The intake to public schools through normal British channels has to be settled in June. While such attractive letters of application may tempt headmasters to offer immediate places, by the time one has worked out the date of the fourth lunar month of the Year of the Horse, found out what the headmaster's report means in terms of 0 and A level potential and ensured that the candidate is not likely to be the spearhead of Maoist infiltration, the summer term is over, and all places gone. There is also the regrettable tendency for Africans and Malaysians to apply at the age of seventeen, which means that they may be twenty by the time they take their A levels. The dates of foreign examinations are often inconvenient. Individual schools will have to make up their minds whether they are going to allow for the fact that quite clever boys may be unable, because of their educational system, to reach 0 level until seventeen.
Are they also going to change their attitudes to worship and modify their games system? Africans and Americans enjoy sport hugely, Indians will benefit hockey teams. I suspect, however, that only rickshaw coolies run in Hong Kong, and western leisure activities outside chess and table tennis do not come easily to some Chinese students. Some foreign parents send their children to British public schools because they approve of corporal punishment, others resolutely hope that if this barbaric custom still persists, their children will be allowed to opt out.

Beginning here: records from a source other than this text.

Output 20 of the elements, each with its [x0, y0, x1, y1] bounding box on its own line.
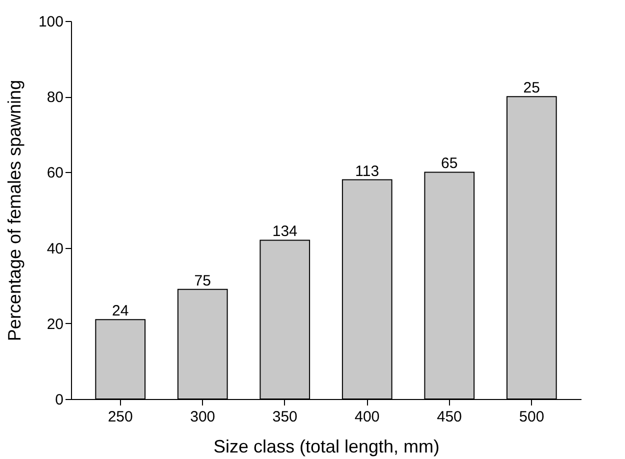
x-tick-label: 250	[108, 408, 133, 426]
x-tick-label: 300	[190, 408, 216, 426]
y-axis-title: Percentage of females spawning	[4, 80, 24, 342]
y-tick-label: 0	[55, 392, 64, 408]
y-tick-label: 80	[46, 89, 64, 106]
y-tick-label: 20	[46, 316, 64, 333]
annotation: 24	[112, 302, 129, 320]
x-tick-label: 450	[436, 408, 462, 426]
x-tick-label: 350	[272, 408, 298, 426]
annotation: 113	[355, 162, 380, 180]
y-tick-label: 40	[46, 240, 64, 258]
y-tick-label: 100	[38, 14, 64, 30]
annotation: 25	[523, 80, 540, 97]
annotation: 134	[272, 223, 298, 240]
x-tick-label: 400	[354, 408, 380, 426]
x-tick-label: 500	[519, 408, 544, 426]
x-axis-title: Size class (total length, mm)	[213, 436, 440, 456]
y-tick-label: 60	[46, 164, 64, 182]
annotation: 75	[194, 272, 211, 290]
annotation: 65	[441, 155, 458, 172]
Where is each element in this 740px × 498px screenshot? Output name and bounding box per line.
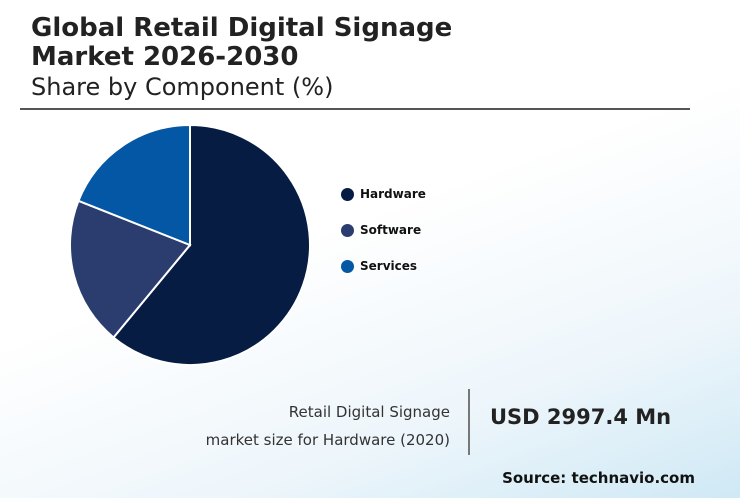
legend-swatch-software (341, 223, 354, 237)
pie-slice-software (69, 199, 192, 339)
kpi-value: USD 2997.4 Mn (490, 405, 672, 429)
legend-swatch-services (341, 259, 354, 273)
kpi-caption: Retail Digital Signage market size for H… (206, 398, 450, 454)
chart-subtitle: Share by Component (%) (31, 73, 334, 101)
chart-title: Global Retail Digital Signage Market 202… (31, 13, 453, 72)
legend-item-services: Services (341, 248, 426, 284)
legend-item-software: Software (341, 212, 426, 248)
legend-item-hardware: Hardware (341, 176, 426, 212)
kpi-caption-line1: Retail Digital Signage (288, 403, 450, 421)
pie-slice-services (77, 123, 191, 247)
kpi-caption-line2: market size for Hardware (2020) (205, 431, 450, 449)
legend: Hardware Software Services (341, 176, 426, 284)
legend-label-services: Services (360, 259, 418, 273)
kpi-divider (468, 389, 470, 455)
legend-label-hardware: Hardware (360, 187, 426, 201)
header-divider (20, 108, 690, 110)
pie-slice-hardware (112, 123, 311, 366)
legend-swatch-hardware (341, 187, 354, 201)
legend-label-software: Software (360, 223, 422, 237)
source-label: Source: technavio.com (502, 469, 695, 487)
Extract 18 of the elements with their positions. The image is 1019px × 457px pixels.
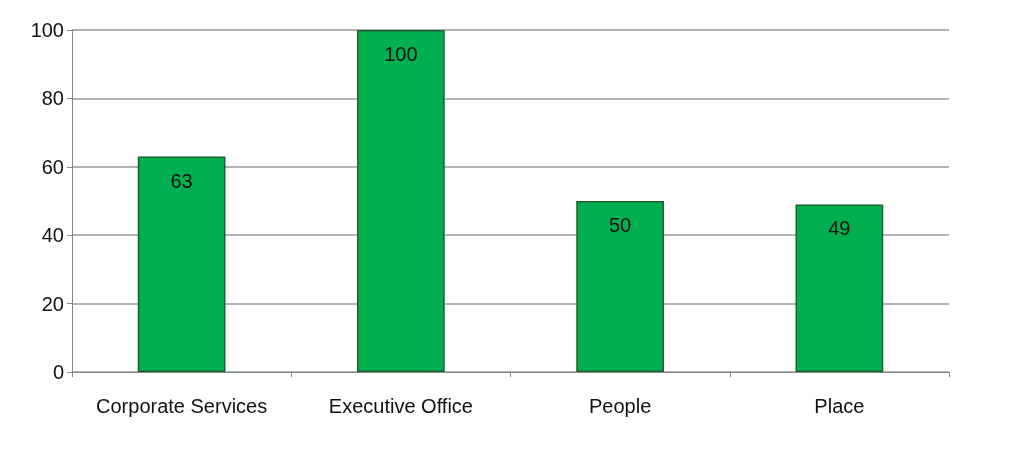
data-label: 49 bbox=[828, 217, 851, 240]
y-tick-label: 100 bbox=[30, 19, 64, 41]
bar bbox=[576, 201, 664, 372]
bar bbox=[795, 204, 884, 372]
bar bbox=[137, 156, 226, 372]
y-tick-label: 0 bbox=[52, 361, 64, 383]
x-tick-label: Corporate Services bbox=[96, 395, 268, 417]
data-label: 50 bbox=[609, 214, 632, 236]
y-tick-label: 40 bbox=[41, 224, 64, 247]
data-label: 100 bbox=[384, 43, 418, 65]
y-tick-label: 60 bbox=[41, 155, 64, 178]
x-tick-label: People bbox=[588, 395, 652, 417]
x-tick-label: Executive Office bbox=[328, 395, 473, 417]
bar bbox=[357, 30, 445, 372]
y-tick-label: 80 bbox=[41, 87, 64, 110]
x-tick-label: Place bbox=[814, 395, 865, 417]
data-label: 63 bbox=[170, 169, 193, 192]
y-tick-label: 20 bbox=[41, 292, 64, 315]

Most schools have already been taking foreign students long enough to have reached their own solutions to these problems. It is one of the great strengths of the public school system that they are varied and unsystematic enough to offer radically different answers. The ISIS and HMC will have the problem of how to communicate these different solutions to the increasing number of customers who now come from outside the international `establishment' which already knows its way around. The chances of a generally accepted standard international examination arriving in the next decade are very slender. In the meantime the flexibility of our public schools will be most useful. The motives of those who appreciate them will always be as varied as the schools themselves. Those of us who have devoted hard-earned money to raising the standards of public school accommodation might have shared my mild surprise when a wealthy and distinguished oriental parent, after he had looked round the laboratories and playing fields, turned down my offer to show him round the dormitories, "Understand me, headmaster. In X my son is very spoiled and has a TV set in every room and a car ot his own. I am sending him to England so that he shall sleep in a cold and filthy public school dormitory like everyone else."
I hope he wasn't too disillusioned to find his son in a well-heated study bedroom of his own. His son was in any case a great success, and his successors should continue to be an equal asset.
Logie Bruce Lockhart is headmaster of Gresham's School.